Based on a recommendation by the local planning commission, the board of supervisors of a municipality enacted an ordinance that placed a maximum height restriction of two-stories on structures located on any oceanfront property. The ordinance, which was effective upon enactment, contained a provision that exempted existing residences from this new height limitation, but there were only a few existing three-story residences on oceanfront property in the municipality. An individual owned an oceanfront parcel. Prior to the adoption of the ordinance, he employed an architect to draft plans for a three-story residence on his property, the architect had completed the plans, and the homeowner had approved the plans and paid the architect. In addition, prior to the adoption of the zoning ordinance, the homeowner had applied for, but had not yet obtained, a building permit based on the plans. Has the homeowner acquired a vested right to have a three-story residence on his oceanfront property?
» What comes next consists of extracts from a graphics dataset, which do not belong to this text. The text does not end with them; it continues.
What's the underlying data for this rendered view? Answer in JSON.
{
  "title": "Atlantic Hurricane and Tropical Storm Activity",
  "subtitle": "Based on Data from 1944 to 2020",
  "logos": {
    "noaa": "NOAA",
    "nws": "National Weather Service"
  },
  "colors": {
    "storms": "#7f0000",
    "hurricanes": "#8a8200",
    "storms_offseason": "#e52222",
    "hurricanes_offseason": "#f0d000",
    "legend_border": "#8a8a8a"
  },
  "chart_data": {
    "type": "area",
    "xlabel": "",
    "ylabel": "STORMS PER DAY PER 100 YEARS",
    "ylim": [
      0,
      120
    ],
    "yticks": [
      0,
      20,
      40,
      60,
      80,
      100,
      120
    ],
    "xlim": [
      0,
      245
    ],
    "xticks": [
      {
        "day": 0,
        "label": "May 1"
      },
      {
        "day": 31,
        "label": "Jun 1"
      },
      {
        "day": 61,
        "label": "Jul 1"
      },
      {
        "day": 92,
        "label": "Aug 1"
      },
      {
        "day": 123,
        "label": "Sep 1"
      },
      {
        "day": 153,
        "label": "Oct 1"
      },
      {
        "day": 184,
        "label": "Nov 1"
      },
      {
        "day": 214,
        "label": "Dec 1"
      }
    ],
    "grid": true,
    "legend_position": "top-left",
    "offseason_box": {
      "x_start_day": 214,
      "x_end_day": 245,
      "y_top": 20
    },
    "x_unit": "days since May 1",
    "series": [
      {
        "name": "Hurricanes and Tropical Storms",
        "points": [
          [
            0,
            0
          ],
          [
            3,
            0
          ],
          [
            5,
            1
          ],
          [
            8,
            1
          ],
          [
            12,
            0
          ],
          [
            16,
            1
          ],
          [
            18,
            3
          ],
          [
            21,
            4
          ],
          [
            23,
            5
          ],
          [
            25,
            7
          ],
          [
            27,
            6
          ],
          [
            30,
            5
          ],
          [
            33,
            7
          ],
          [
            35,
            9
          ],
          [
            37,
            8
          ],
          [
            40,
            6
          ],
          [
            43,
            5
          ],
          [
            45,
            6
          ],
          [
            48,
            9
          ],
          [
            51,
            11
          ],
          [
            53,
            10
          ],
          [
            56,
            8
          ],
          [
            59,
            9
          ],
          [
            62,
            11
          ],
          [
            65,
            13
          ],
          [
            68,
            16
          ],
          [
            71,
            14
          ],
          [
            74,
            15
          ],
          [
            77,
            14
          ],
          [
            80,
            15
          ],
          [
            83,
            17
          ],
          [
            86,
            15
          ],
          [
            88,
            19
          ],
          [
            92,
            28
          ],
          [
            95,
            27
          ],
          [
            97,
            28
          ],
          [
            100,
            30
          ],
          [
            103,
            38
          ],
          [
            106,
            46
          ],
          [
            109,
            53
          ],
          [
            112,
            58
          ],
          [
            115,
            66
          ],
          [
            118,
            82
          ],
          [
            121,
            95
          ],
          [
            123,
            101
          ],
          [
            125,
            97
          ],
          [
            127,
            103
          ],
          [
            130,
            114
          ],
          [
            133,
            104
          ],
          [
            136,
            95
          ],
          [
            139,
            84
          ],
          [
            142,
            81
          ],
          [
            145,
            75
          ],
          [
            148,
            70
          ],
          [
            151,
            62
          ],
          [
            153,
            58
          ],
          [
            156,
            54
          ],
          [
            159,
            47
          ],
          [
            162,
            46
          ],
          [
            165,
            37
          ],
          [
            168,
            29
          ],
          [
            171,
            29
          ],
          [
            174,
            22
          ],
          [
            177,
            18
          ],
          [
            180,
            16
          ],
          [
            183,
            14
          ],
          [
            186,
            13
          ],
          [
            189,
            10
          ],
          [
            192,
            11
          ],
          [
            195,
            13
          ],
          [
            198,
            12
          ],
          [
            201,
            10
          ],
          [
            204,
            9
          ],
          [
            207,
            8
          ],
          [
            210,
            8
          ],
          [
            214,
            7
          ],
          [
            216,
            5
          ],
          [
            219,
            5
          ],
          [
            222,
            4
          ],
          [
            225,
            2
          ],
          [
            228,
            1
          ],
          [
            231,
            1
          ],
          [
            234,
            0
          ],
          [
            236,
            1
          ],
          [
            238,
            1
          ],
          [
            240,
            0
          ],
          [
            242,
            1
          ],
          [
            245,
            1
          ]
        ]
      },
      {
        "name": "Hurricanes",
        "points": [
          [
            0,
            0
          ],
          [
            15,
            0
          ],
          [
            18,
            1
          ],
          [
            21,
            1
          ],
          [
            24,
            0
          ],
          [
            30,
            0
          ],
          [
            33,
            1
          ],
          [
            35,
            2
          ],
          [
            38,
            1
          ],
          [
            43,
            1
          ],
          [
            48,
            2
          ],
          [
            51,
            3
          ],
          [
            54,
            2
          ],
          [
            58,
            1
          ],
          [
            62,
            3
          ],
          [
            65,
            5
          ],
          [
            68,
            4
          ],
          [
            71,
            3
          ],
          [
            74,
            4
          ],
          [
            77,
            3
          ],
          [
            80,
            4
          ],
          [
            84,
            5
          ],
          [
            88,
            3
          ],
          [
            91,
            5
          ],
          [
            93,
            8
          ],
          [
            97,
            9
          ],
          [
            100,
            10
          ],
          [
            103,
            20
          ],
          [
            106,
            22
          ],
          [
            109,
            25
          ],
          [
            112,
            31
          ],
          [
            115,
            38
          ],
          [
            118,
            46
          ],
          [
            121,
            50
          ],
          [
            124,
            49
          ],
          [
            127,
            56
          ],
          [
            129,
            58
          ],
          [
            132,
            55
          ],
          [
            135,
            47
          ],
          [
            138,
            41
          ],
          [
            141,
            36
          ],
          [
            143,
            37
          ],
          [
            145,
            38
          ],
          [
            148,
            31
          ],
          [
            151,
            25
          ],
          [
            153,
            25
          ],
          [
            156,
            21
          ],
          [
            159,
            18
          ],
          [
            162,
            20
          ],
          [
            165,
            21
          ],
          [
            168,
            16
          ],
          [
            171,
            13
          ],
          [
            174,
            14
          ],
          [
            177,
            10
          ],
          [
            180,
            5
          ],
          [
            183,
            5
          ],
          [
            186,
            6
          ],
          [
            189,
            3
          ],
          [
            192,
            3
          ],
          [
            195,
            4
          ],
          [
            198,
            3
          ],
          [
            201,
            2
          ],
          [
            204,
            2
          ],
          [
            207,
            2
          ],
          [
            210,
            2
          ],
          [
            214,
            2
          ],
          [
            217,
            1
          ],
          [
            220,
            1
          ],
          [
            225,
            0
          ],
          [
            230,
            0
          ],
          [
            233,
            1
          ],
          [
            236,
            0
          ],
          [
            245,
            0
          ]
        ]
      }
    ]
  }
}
Answer choice B is correct.
In order for a property owner who is in the process of building a structure when a zoning ordinance is adopted that prohibits such a structure to convince a court that his right to build the structure has vested, the property owner must have acquired a building permit prior to the date that the zoning ordinance took effect.
Since this property owner was not awarded a building permit at the time that the zoning ordinance took effect, he does not have a vested right in a three-story residence on his oceanfront property. Answer choice A is incorrect because, while the number of existing structures that violate a zoning ordinance may be relevant in determining whether to issue a variance to a property owner, it is irrelevant to the determination of whether the property owner has acquired a vested right to build a structure that violates the zoning ordinance. Answer choice C is incorrect because a property owner’s expenditure of funds that directly relates to the building of a structure is not in and of itself sufficient to create a vested right to do so in the face of a subsequent zoning ordinance that prohibits such a structure. Answer choice D is incorrect because a property owner’s demonstrable intent to build a structure is not in and of itself sufficient to create a vested right to do so in the face of a subsequent zoning ordinance that prohibits such a structure.